The Weekly Newsletter of MIT Linguistics

## This Week: IAP Class on Data Analysis

Mike Frank and Ed Vul
Statistics and Visualization for Data Analysis and Inference

Mon Jan 26 thru Fri Jan 30, 1:00 – 3:00PM
Room 46-3189 M-R 1/26 – 1/29 and 46-3310 for F 1/30
http://stellar.mit.edu/S/course/9/ia09/9.savfdaai/index.html

Description:

A whirl-wind tour of the statistics used in behavioral science research, covering topics including: data visualization, building your own null-hypothesis distribution through permutation, useful parametric distributions, the generalized linear model, and model- based analyses more generally. Familiarity with Matlab, Octave, or R will be useful, prior experience with statistics will be helpful but is not essential. This course is intended to be a ground-up sketch of a coherent, alternative perspective to the “null-hypothesis significance testing” method for behavioral research (but don’t worry if you don’t know what this means).

Course Outline:

Visualization. Creating a visualization to understand experimental results. Simple univariate displays. Conventional multivariate displays. The repertoire of visual variables. Introduction of examples to be used throughout the course: simple behavioral experiments, complex behavioral experiments, and eye-tracking.
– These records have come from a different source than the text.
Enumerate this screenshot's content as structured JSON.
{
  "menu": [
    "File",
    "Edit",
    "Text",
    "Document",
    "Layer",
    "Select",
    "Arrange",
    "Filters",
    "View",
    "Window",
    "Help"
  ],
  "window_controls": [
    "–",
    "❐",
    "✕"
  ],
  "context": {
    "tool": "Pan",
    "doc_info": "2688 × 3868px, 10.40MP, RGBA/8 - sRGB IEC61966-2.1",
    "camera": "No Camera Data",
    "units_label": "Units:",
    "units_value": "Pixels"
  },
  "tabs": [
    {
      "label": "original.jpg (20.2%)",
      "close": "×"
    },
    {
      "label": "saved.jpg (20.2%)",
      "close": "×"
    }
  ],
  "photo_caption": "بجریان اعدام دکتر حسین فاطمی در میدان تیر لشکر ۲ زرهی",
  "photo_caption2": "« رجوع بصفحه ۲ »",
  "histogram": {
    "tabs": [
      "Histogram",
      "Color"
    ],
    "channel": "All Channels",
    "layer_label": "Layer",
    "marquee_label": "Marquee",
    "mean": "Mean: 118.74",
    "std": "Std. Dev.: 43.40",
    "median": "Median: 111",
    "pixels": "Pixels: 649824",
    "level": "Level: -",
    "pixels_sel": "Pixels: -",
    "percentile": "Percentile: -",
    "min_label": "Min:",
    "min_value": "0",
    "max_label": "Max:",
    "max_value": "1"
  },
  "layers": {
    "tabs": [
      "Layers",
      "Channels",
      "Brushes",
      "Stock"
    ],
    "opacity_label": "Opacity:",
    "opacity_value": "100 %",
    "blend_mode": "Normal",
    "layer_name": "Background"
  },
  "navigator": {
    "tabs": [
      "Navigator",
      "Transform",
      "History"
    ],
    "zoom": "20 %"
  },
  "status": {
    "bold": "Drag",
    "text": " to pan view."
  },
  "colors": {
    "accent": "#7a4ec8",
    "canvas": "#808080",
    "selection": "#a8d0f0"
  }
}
Permutation. Understanding what would have happened “by chance” through non-parametric tests, confidence bounds, and measures of effect size. Discussion of null-hypothesis significance testing and its limitations.

Distribution. Understanding the spread of data. Inferring parametric forms (Binomial, Gaussian, Poisson, etc.) as a convenient way of describing the structure of data. Effect size and Bayesian derivation of tests for parametric distributions, inc. binomial test, t-test, Cohen’s d, etc.

Models of Data 1: The Linear Model. What is a “model of data.” Basic assumptions of the linear model. The standard and generalized linear model and relationship to ANOVA. Bayesian derivation of the LM. Link functions and logistic regression. Effect size in a linear model. Introduction to multilevel models.

Models of Data 2: Bayesian Models. Constructing and testing more complex models of data. Bayesian models as a tool for creating models with complex task assumptions. Brief introduction to basic techniques for Bayesian inference.